Introducing Fractal: A WebGPU-Powered Fractal Flame Renderer

Introducing Fractal: A WebGPU-Powered Fractal Flame Renderer

2 min read

I'm excited to share Fractal, an open-source fractal flame rendering engine that brings the beautiful complexity of fractal flames to the modern web using WebGPU.

Check out the source code and try the live demo . If you're interested in fractal flames, WebGPU, or just want to see what's possible with modern compute shaders, I'd love to hear your feedback.

The Intersection of Art and Compute

Fractal flame rendering

Fractal flames are a fascinating example of where art meets mathematics and computational power. These algorithmic visualizations create stunning, organic patterns through iterative function systems and carefully tuned transformations.

Historically, rendering fractal flames was a CPU-bound process that took considerable time. Tools like Apophysis dominated the space but were slow, making high-resolution output or video practically impossible.
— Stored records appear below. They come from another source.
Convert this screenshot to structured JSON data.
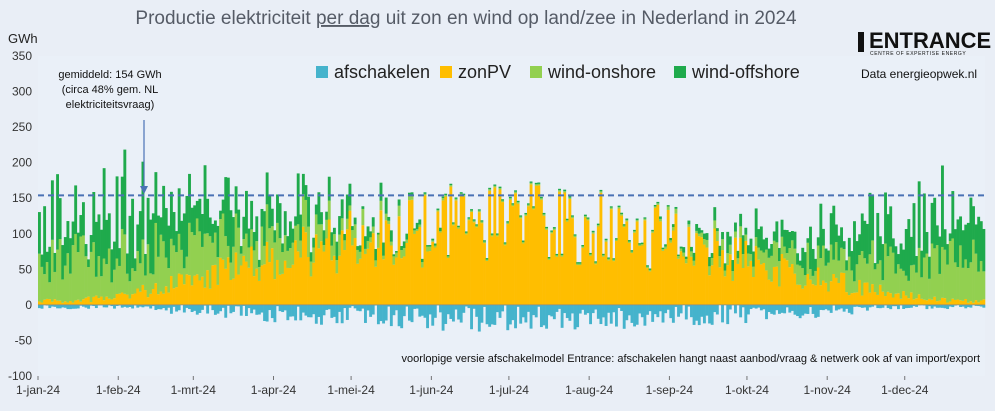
{
  "chart_data": {
    "type": "bar",
    "stacked": true,
    "title_parts": [
      "Productie elektriciteit ",
      "per dag",
      " uit zon en wind op land/zee in Nederland in 2024"
    ],
    "ylabel": "GWh",
    "ylim": [
      -100,
      350
    ],
    "yticks": [
      -100,
      -50,
      0,
      50,
      100,
      150,
      200,
      250,
      300,
      350
    ],
    "xlim": [
      0,
      366
    ],
    "xticks": [
      {
        "day": 0,
        "label": "1-jan-24"
      },
      {
        "day": 31,
        "label": "1-feb-24"
      },
      {
        "day": 60,
        "label": "1-mrt-24"
      },
      {
        "day": 91,
        "label": "1-apr-24"
      },
      {
        "day": 121,
        "label": "1-mei-24"
      },
      {
        "day": 152,
        "label": "1-jun-24"
      },
      {
        "day": 182,
        "label": "1-jul-24"
      },
      {
        "day": 213,
        "label": "1-aug-24"
      },
      {
        "day": 244,
        "label": "1-sep-24"
      },
      {
        "day": 274,
        "label": "1-okt-24"
      },
      {
        "day": 305,
        "label": "1-nov-24"
      },
      {
        "day": 335,
        "label": "1-dec-24"
      }
    ],
    "series": [
      {
        "name": "afschakelen",
        "color": "#45b3cc"
      },
      {
        "name": "zonPV",
        "color": "#ffbe00"
      },
      {
        "name": "wind-onshore",
        "color": "#92d050"
      },
      {
        "name": "wind-offshore",
        "color": "#1faa4c"
      }
    ],
    "average_line": {
      "value": 154,
      "color": "#4a72b5"
    },
    "legend_position": "top-center",
    "grid": false
  },
  "annotation": {
    "lines": [
      "gemiddeld: 154 GWh",
      "(circa 48% gem. NL",
      "elektriciteitsvraag)"
    ]
  },
  "source_text": "Data energieopwek.nl",
  "footnote": "voorlopige versie afschakelmodel Entrance: afschakelen hangt naast aanbod/vraag & netwerk ook af van import/export",
  "logo": {
    "name": "ENTRANCE",
    "tagline": "CENTRE OF EXPERTISE ENERGY"
  }
}
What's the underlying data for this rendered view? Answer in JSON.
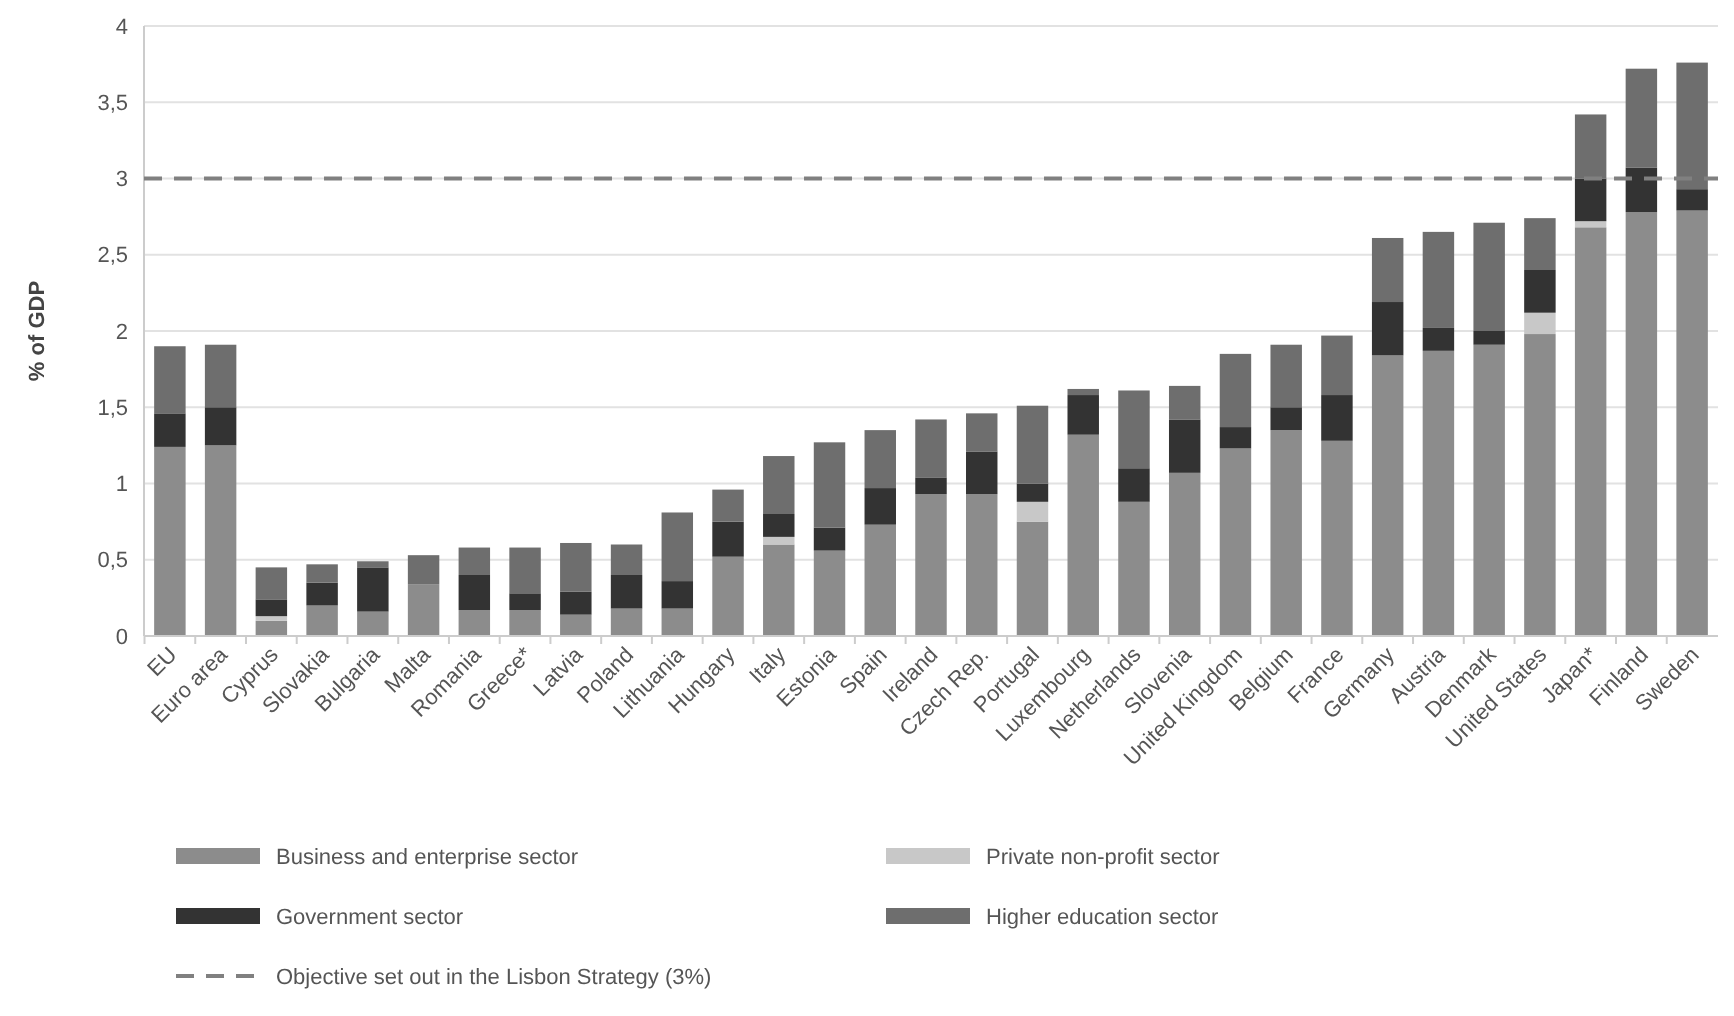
{
  "chart_data": {
    "type": "bar",
    "stacked": true,
    "ylabel": "% of GDP",
    "categories": [
      "EU",
      "Euro area",
      "Cyprus",
      "Slovakia",
      "Bulgaria",
      "Malta",
      "Romania",
      "Greece*",
      "Latvia",
      "Poland",
      "Lithuania",
      "Hungary",
      "Italy",
      "Estonia",
      "Spain",
      "Ireland",
      "Czech Rep.",
      "Portugal",
      "Luxembourg",
      "Netherlands",
      "Slovenia",
      "United Kingdom",
      "Belgium",
      "France",
      "Germany",
      "Austria",
      "Denmark",
      "United States",
      "Japan*",
      "Finland",
      "Sweden"
    ],
    "series": [
      {
        "name": "Business and enterprise sector",
        "color": "#8c8c8c",
        "values": [
          1.24,
          1.25,
          0.1,
          0.2,
          0.16,
          0.34,
          0.17,
          0.17,
          0.14,
          0.18,
          0.18,
          0.52,
          0.6,
          0.56,
          0.73,
          0.93,
          0.93,
          0.75,
          1.32,
          0.88,
          1.07,
          1.23,
          1.35,
          1.28,
          1.84,
          1.87,
          1.91,
          1.98,
          2.68,
          2.78,
          2.79
        ]
      },
      {
        "name": "Private non-profit sector",
        "color": "#c8c8c8",
        "values": [
          0,
          0,
          0.03,
          0,
          0,
          0,
          0,
          0,
          0,
          0,
          0,
          0,
          0.05,
          0,
          0,
          0,
          0,
          0.13,
          0,
          0,
          0,
          0,
          0,
          0,
          0,
          0,
          0,
          0.14,
          0.04,
          0,
          0
        ]
      },
      {
        "name": "Government sector",
        "color": "#333333",
        "values": [
          0.22,
          0.25,
          0.11,
          0.15,
          0.29,
          0,
          0.23,
          0.11,
          0.15,
          0.22,
          0.18,
          0.23,
          0.15,
          0.15,
          0.24,
          0.11,
          0.28,
          0.12,
          0.26,
          0.22,
          0.35,
          0.14,
          0.15,
          0.3,
          0.35,
          0.15,
          0.09,
          0.28,
          0.28,
          0.29,
          0.14
        ]
      },
      {
        "name": "Higher education sector",
        "color": "#6e6e6e",
        "values": [
          0.44,
          0.41,
          0.21,
          0.12,
          0.04,
          0.19,
          0.18,
          0.3,
          0.32,
          0.2,
          0.45,
          0.21,
          0.38,
          0.56,
          0.38,
          0.38,
          0.25,
          0.51,
          0.04,
          0.51,
          0.22,
          0.48,
          0.41,
          0.39,
          0.42,
          0.63,
          0.71,
          0.34,
          0.42,
          0.65,
          0.83
        ]
      }
    ],
    "ylim": [
      0,
      4
    ],
    "yticks": [
      0,
      {
        "value": 0.5,
        "label": "0,5"
      },
      1,
      {
        "value": 1.5,
        "label": "1,5"
      },
      2,
      {
        "value": 2.5,
        "label": "2,5"
      },
      3,
      {
        "value": 3.5,
        "label": "3,5"
      },
      4
    ],
    "grid": "y",
    "legend": "bottom",
    "ref_lines": [
      {
        "axis": "y",
        "value": 3,
        "label": "Objective set out in the Lisbon Strategy (3%)",
        "color": "#808080",
        "line_style": "dashed"
      }
    ]
  }
}
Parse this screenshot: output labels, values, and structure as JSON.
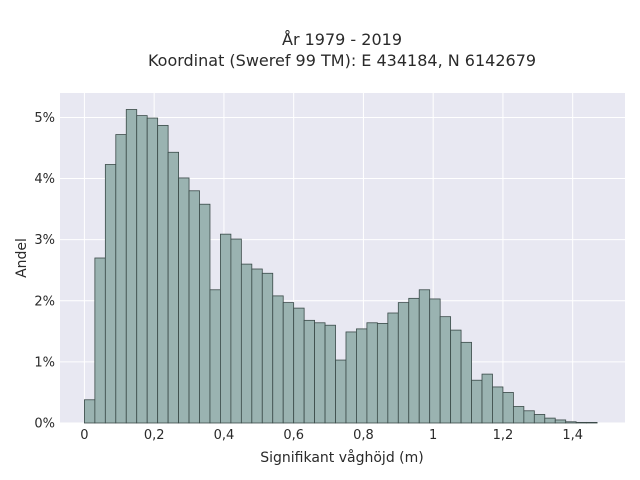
{
  "chart_data": {
    "type": "histogram",
    "title": "År 1979 - 2019",
    "subtitle": "Koordinat (Sweref 99 TM): E 434184, N 6142679",
    "xlabel": "Signifikant våghöjd (m)",
    "ylabel": "Andel",
    "xlim": [
      -0.07,
      1.55
    ],
    "ylim": [
      0,
      5.4
    ],
    "x_ticks": [
      0,
      0.2,
      0.4,
      0.6,
      0.8,
      1.0,
      1.2,
      1.4
    ],
    "x_tick_labels": [
      "0",
      "0,2",
      "0,4",
      "0,6",
      "0,8",
      "1",
      "1,2",
      "1,4"
    ],
    "y_ticks": [
      0,
      1,
      2,
      3,
      4,
      5
    ],
    "y_tick_labels": [
      "0%",
      "1%",
      "2%",
      "3%",
      "4%",
      "5%"
    ],
    "bin_width": 0.03,
    "bin_start": 0.0,
    "values": [
      0.38,
      2.7,
      4.23,
      4.72,
      5.13,
      5.03,
      4.99,
      4.87,
      4.43,
      4.01,
      3.8,
      3.58,
      2.18,
      3.09,
      3.01,
      2.6,
      2.52,
      2.45,
      2.08,
      1.97,
      1.88,
      1.68,
      1.64,
      1.6,
      1.03,
      1.49,
      1.54,
      1.64,
      1.63,
      1.8,
      1.97,
      2.04,
      2.18,
      2.03,
      1.74,
      1.52,
      1.32,
      0.7,
      0.8,
      0.59,
      0.5,
      0.27,
      0.2,
      0.14,
      0.08,
      0.05,
      0.02,
      0.01,
      0.01
    ],
    "colors": {
      "bar": "#9ab3b1",
      "bar_edge": "#3a4a48",
      "plot_bg": "#e8e8f2",
      "grid": "#ffffff"
    },
    "grid": true
  }
}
Fractron9000 brought GPU acceleration but eventually became difficult to maintain and run on modern systems.

A Modern Approach

Fractal represents a fresh take on fractal flame rendering, leveraging modern web technologies:

  • WebGPU compute shaders for high-performance rendering directly in the browser
  • Node.js CLI for validation and batch processing
  • Monorepo architecture with shared core engine (@fractal/core), web interface (@fractal/web), and CLI tools (@fractal/cli)
  • 30 mathematical variations implementing affine transformations
  • Video generation with keyframe support and auto-tweening

Built with AI Pair Programming

This project served as an interesting test case for the limits of AI-assisted development. Porting OpenCL compute shaders to WebGPU is non-trivial work, requiring a combination of GPT-4.5 and Claude Opus to get the initial version across the line.

Once the framework was in place, adding new features became significantly easier - demonstrating how AI pair programming can help tackle complex initial implementations while still requiring human expertise for architectural decisions.